With her bag of Easter candies and soda in hand, she asked us to check her glucose level as she was concerned how high it had been at the last visit. I wondered why she was eating chocolate and drinking soda if she was concerned about her glucose level. I thought this would clearly be a visit filled with patient education about diabetes, glycemic index and healthier eating habits. As soon as the patient’s vitals were finished, the lady in red began reciting her problems to me: vaginal itching, acid reflux, “sugars”, loss of feeling in her hand, breast pain; the list went on.

When I started asking about each complaint individually, I could not understand how someone had gone unseen with so many symptoms, each of them unaddressed and having worsened in the past year. How could a patient have vaginal itching and discharge for more than a year? How could a patient feel pain and a lump in her breast without telling someone? How could someone with a previous glucose more than 400 stop her metformin? I remember asking her to remove her shoes to check for ulcers, and immediately the smell of the fungal infections in her toenails filled the room. However, with each complaint more of the story unraveled.


She was homeless and could no longer afford Nexium; water and baking soda would have to do for her reflux. If her sister needed to have her toes amputated because her diabetes was so bad, why wasn’t the patient more concerned about her own diet? The candy only cost 50 cents and her food stamps had run out. But why did she stop the metformin if it’s free from Publix? She lost her bus card and had no way to get to Publix.

With each part of the story, her depression became more evident. She tried to commit suicide two months ago, but was unsuccessful; she felt she even failed at dying. She didn’t understand why God kept letting her wake up each morning. Although I’d seen patients with depression most days since I started my rotation, I had never discussed previous suicide attempts. She was the second patient ever to cry to me. I had never seen such hopelessness, and it broke my heart.
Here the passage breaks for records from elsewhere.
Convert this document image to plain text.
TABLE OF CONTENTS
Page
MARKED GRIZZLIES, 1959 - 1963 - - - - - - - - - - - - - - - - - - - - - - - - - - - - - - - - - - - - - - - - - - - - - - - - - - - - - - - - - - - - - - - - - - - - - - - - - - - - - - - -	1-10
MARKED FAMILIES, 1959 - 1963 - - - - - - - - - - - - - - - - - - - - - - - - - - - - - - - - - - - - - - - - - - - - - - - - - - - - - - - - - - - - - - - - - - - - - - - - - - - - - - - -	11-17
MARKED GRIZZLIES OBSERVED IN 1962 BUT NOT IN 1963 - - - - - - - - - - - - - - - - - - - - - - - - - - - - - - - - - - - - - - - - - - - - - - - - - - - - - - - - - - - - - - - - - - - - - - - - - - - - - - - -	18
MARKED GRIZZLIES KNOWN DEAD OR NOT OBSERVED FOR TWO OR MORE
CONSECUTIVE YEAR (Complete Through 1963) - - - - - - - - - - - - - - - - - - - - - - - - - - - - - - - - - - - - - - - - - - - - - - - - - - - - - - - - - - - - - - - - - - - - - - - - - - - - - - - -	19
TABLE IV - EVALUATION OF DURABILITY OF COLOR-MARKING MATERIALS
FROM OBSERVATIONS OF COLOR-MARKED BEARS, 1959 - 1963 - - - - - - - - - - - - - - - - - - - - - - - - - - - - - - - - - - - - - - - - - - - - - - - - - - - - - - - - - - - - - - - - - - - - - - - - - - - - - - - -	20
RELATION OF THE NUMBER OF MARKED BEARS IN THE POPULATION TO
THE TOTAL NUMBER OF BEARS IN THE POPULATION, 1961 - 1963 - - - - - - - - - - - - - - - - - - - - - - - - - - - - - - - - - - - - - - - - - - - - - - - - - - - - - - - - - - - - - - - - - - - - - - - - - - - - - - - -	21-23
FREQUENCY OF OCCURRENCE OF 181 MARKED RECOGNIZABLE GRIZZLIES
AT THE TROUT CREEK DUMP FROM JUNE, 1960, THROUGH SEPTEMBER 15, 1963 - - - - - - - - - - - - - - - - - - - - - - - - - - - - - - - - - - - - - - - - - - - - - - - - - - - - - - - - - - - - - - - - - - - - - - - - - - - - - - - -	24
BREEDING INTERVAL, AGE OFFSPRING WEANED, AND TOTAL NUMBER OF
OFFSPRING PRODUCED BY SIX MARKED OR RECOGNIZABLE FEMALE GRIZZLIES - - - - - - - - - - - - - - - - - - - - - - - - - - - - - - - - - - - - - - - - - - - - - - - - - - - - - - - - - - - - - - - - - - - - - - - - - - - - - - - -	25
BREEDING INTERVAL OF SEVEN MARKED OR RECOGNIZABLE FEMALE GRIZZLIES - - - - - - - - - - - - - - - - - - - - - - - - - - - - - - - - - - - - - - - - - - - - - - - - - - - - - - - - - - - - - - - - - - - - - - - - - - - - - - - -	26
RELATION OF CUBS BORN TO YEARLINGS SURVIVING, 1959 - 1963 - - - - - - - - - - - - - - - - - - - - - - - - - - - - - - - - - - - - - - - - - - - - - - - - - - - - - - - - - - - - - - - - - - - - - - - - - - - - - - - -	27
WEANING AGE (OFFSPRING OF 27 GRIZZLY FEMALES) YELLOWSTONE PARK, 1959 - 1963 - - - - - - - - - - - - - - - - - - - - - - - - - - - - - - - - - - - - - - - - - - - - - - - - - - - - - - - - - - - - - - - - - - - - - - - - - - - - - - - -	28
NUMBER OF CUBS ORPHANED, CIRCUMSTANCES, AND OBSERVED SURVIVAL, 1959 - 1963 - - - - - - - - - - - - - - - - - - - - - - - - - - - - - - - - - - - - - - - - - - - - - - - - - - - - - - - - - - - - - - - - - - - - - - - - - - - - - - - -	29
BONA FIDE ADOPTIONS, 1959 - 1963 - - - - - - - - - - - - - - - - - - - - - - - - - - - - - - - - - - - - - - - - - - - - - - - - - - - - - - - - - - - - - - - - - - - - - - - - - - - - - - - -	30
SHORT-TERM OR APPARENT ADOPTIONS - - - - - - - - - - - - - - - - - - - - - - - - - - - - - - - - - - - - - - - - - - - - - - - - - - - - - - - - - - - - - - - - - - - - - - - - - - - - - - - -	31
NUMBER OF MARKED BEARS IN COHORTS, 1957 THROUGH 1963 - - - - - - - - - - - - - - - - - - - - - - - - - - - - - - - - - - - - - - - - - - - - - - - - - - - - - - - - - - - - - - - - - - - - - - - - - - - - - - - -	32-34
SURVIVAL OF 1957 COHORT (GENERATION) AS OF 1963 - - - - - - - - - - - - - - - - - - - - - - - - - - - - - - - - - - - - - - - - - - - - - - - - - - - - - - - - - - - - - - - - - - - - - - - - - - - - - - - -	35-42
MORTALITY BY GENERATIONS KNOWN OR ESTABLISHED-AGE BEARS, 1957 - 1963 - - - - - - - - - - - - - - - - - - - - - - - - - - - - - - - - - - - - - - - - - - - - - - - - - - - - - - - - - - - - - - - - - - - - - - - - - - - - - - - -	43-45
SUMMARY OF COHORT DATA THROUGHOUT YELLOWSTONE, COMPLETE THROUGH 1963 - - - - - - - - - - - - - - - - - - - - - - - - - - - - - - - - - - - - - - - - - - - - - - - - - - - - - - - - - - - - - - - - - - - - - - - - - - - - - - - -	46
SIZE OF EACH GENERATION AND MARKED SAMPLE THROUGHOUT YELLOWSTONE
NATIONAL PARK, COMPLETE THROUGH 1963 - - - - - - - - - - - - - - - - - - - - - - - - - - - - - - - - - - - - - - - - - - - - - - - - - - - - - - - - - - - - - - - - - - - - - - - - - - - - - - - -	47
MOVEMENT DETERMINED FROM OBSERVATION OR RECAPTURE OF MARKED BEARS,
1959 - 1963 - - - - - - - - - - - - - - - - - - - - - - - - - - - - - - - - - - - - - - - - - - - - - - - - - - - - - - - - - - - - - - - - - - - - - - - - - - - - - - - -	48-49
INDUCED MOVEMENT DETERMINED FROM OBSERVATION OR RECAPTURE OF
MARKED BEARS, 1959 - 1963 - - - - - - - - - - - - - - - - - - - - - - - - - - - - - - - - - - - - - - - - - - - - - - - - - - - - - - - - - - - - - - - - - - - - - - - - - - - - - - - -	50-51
Our approach had to change. We were no longer concerned about addressing her acid reflux, arthritis or health maintenance. Our priorities had to be about addressing the most imminent and extreme issues: her suicidal thoughts and diabetes. We had to mobilize the nurses and pharmacy in order to obtain her free metformin in the clinic that day, before the pharmacy closed and her JO2 coverage ran out, and before she fell to the risk of requiring amputation like her sister.

Next step, refer her to a psychiatrist – but that costs money. We discussed with her exactly how she could obtain a Jackson homeless card, so all referrals, tests and medications would be free, and we could see her again.

By the end of the visit, I felt I had just come out of a whirlwind tunnel. Although our assessment and plan at the end of the visit didn’t address everything we had hoped for at the beginning of the visit, I know we helped this patient.

From her, I learned to look beyond a patient’s medical problems, taking into account a person’s psychosocial problems as well. Treatment plans are not “one size fits all.” Understanding this patient’s depression and lack of resources were critical to providing the best possible care. Referrals for x-rays or discussing diet wouldn’t have mattered; she couldn’t afford x-rays and she ate what she could afford.

I learned how to better support an overwhelmed patient who felt hopeless, as well as how to ask for help from the nurses, pharmacist and finance department to address extreme situations. No matter the situation in life, you always have to be adaptable to change, listen for the subtle comments, and prioritize the patient first- as a whole person- not just as a list of medical problems. By listening to her talk about walking to the clinic, and about her missing her family, we were able to probe further into her depression.

Medicine is an ever-changing field, whether it’s the patients, guidelines, economics, medications, or scientific discoveries. Medicine requires knowing how to adapt to change by knowing the whole story, and then working with the resources available. On the seventh day of my family medicine clerkship, the lady in red helped teach me those lessons.